Summary of ICC and CV for intraobserver agreement, interobserver agreement and test–retest reproducibility

Intraobserver agreement Interobserver agreement Test–retest
ICC CV ICC CV ICC CV
Overall n = 47 0.99 (0.98–0.99) 5% 0.89 (0.8–0.934) 17.90% 0.916 (0.85–0.95) 14.50%
Diffuse (S1*) n = 24 0.98 (0.95–0.99) 5.80% 0.46 (0.06–0.72) 29% 0.81 (0.59–0.9) 19.10%
Diffuse (S2*) n = 24 0.95 (0.85–0.98) 9.6% 0.9 (0.55–0.96) 14% 0.58 0.23–0.8 27.5%
Focal n = 23 0.98 (0.95–0.99) 4.50% 0.82 (0.63–0.92) 12.80% 0.83 (0.65–0.925) 12.10%
Impact of bed position
Thorax n = 20 0.97 (0.93–0.99) 5.69% 0.87 (0.7–0.95) 13.90% 0.81 (0.59–0.92) 14.10%
T-Diffuse n = 6 0.99 (0.97–0.99) 2% 0.54 (-0.06–0.9) 31% 0.73 (0.03–0.96) 13.9%
T-Focal n = 14 0.91 (0.74–0.97) 6% 0.71 (0.32–0.89) 11.6% 0.6 (0.11–0.85) 13.8%
Pelvis n = 22 0.99 (0.99–0.99) 3.48% 0.89 (0.75–0.95) 22.80% 0.953 (0.89–0.98) 14.96%
P-Diffuse n = 15 0.97 (0.93–0.99) 6.40% 0.33 (-0.18–0.71) 32.70% 0.77 (0.44–0.92) 22.90%
P-Focal n = 7 0.99 (0.99–0.99) 0.90% 0.86 (0.42–0.97) 14.80% 0.94 0.83–0.99 9.20%
Head and Neck n = 5 0.988 (0.91–0.99) 5.5% 0.93 (0.5–0.99) 11.4% 0.93 (0.47–0.99) 12.9%
H-Diffuse n = 3 0.95 (0.19–0.99) 7.5% 0.86 (-1.2–0.99) 12.9% 0.77 (-0.56–0.99) 16.8%
H-Focal n = 2 0.99 (0.97–0.99) ID** 0.98 (0.13–0.99) ID** 0.99 (0.36–0.99) ID**
Impact of lesion size
Small n = 8 0.98 (0.91–0.99) 3.10% 0.54 (-0.15–0.89) 18% 0.96 (0.81–0.99) 4.50%
Large n = 15 0.98 (0.93–0.99) 4.92% 0.9 (0.73–0.96) 9.82% 0.8 (0.51–0.93) 13.50%

CV, coefficient of variation; ICC, intraclass correlation coefficient.

* Diffuse S1: Sampling technique, S2: Whole Segmentation technique. ID** : Insufficient

Figure 4.

Figure 4.

Bland–Altman plots (a,c,e) and scatter plotgrams (b, d, f) for mean ADC values of overall test– retest (a, b), interobserver agreement (c, d) and intraobserver agreement (e, f). ADC, apparent diffusion coefficient.

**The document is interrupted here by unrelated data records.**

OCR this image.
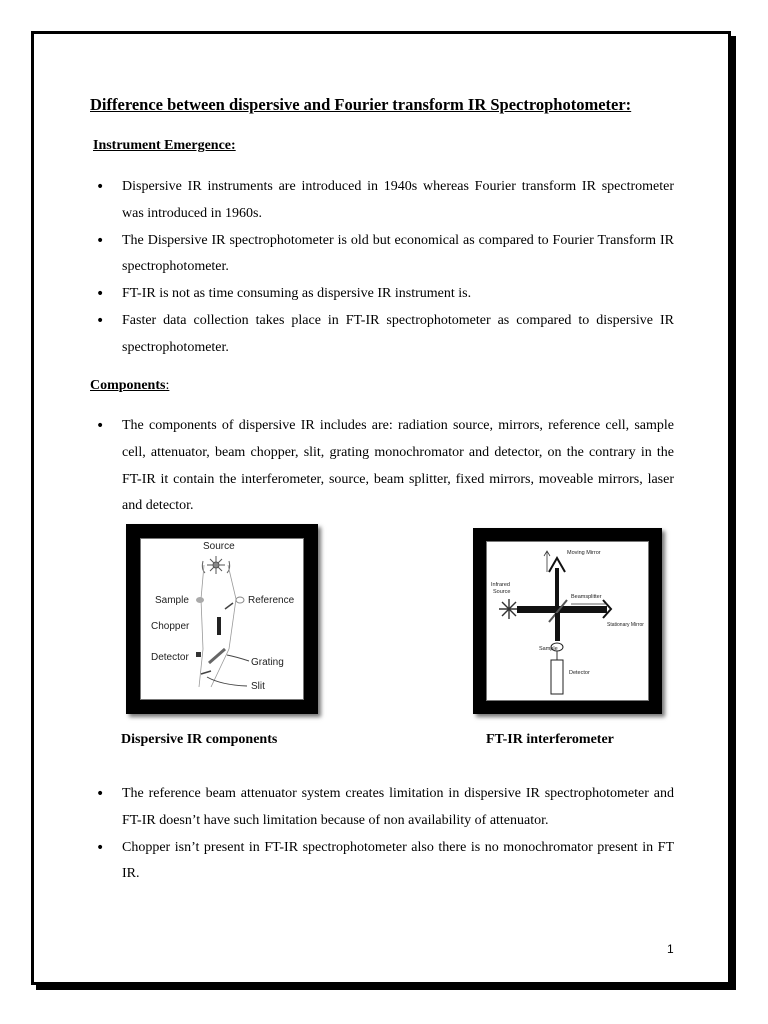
Difference between dispersive and Fourier transform IR Spectrophotometer:
Instrument Emergence:
• Dispersive IR instruments are introduced in 1940s whereas Fourier transform IR spectrometer was introduced in 1960s.
• The Dispersive IR spectrophotometer is old but economical as compared to Fourier Transform IR spectrophotometer.
• FT-IR is not as time consuming as dispersive IR instrument is.
• Faster data collection takes place in FT-IR spectrophotometer as compared to dispersive IR spectrophotometer.
Components:
• The components of dispersive IR includes are: radiation source, mirrors, reference cell, sample cell, attenuator, beam chopper, slit, grating monochromator and detector, on the contrary in the FT-IR it contain the interferometer, source, beam splitter, fixed mirrors, moveable mirrors, laser and detector.
Source
Sample	Reference
Chopper
Detector	Grating
Slit
Moving Mirror
Infrared
Source
Beamsplitter
Stationary Mirror
Sample
Detector
Dispersive IR components	FT-IR interferometer
• The reference beam attenuator system creates limitation in dispersive IR spectrophotometer and FT-IR doesn’t have such limitation because of non availability of attenuator.
• Chopper isn’t present in FT-IR spectrophotometer also there is no monochromator present in FT IR.
1
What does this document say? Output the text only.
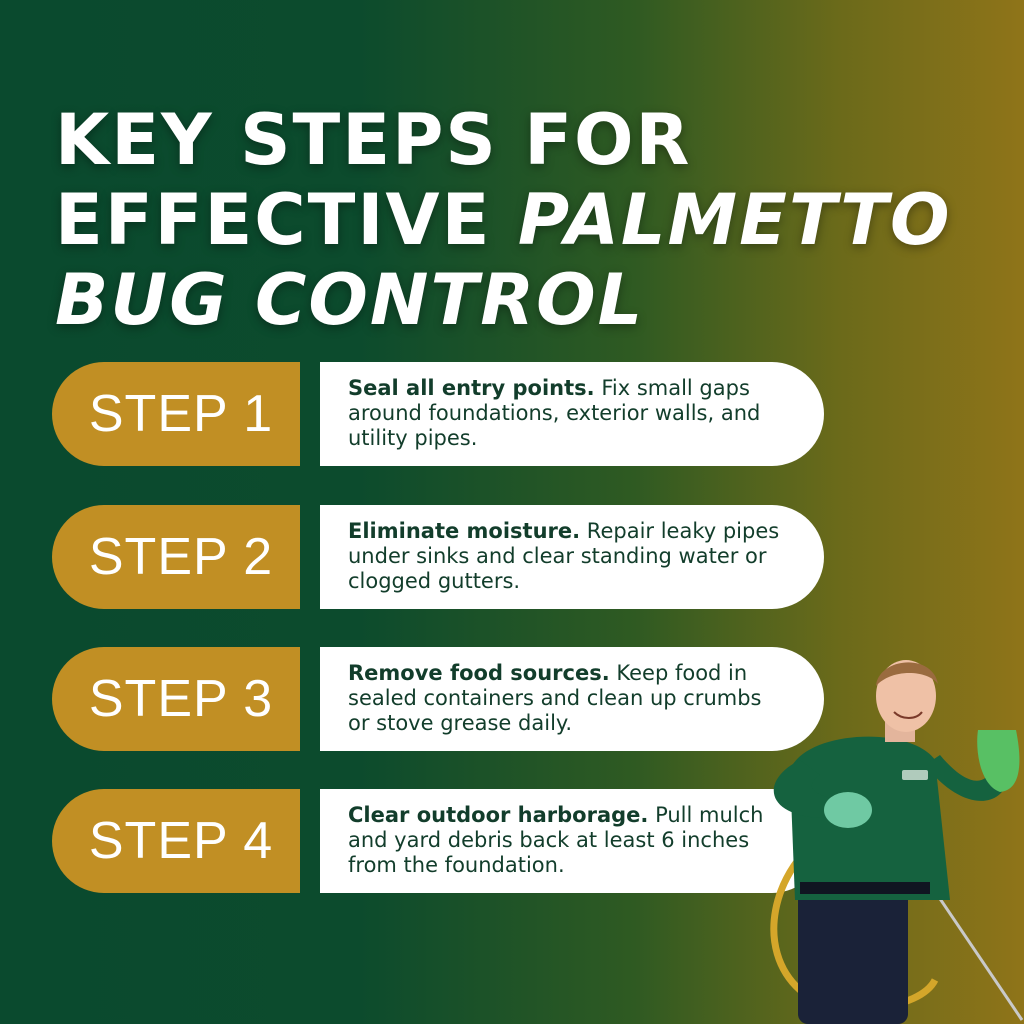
KEY STEPS FOR
EFFECTIVE PALMETTO
BUG CONTROL
STEP 1	Seal all entry points. Fix small gaps around foundations, exterior walls, and utility pipes.
STEP 2	Eliminate moisture. Repair leaky pipes under sinks and clear standing water or clogged gutters.
STEP 3	Remove food sources. Keep food in sealed containers and clean up crumbs or stove grease daily.
STEP 4	Clear outdoor harborage. Pull mulch and yard debris back at least 6 inches from the foundation.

Overall, there was excellent intraobserver agreement with ICC being 0.99 and CV being 5% (n = 47) (Figure 4). The interobserver agreement was good with lower value of ICC (0.89) and higher value of CV (17%). The test–retest reproducibility had excellent ICC and CV values (0.916 and 14.5% respectively). Similar values of ADC measurements were obtained between the two software: Image J (v. 1.5, NIH) and ITK SNAP (v. 3.6.0) and no further statistical analysis were required.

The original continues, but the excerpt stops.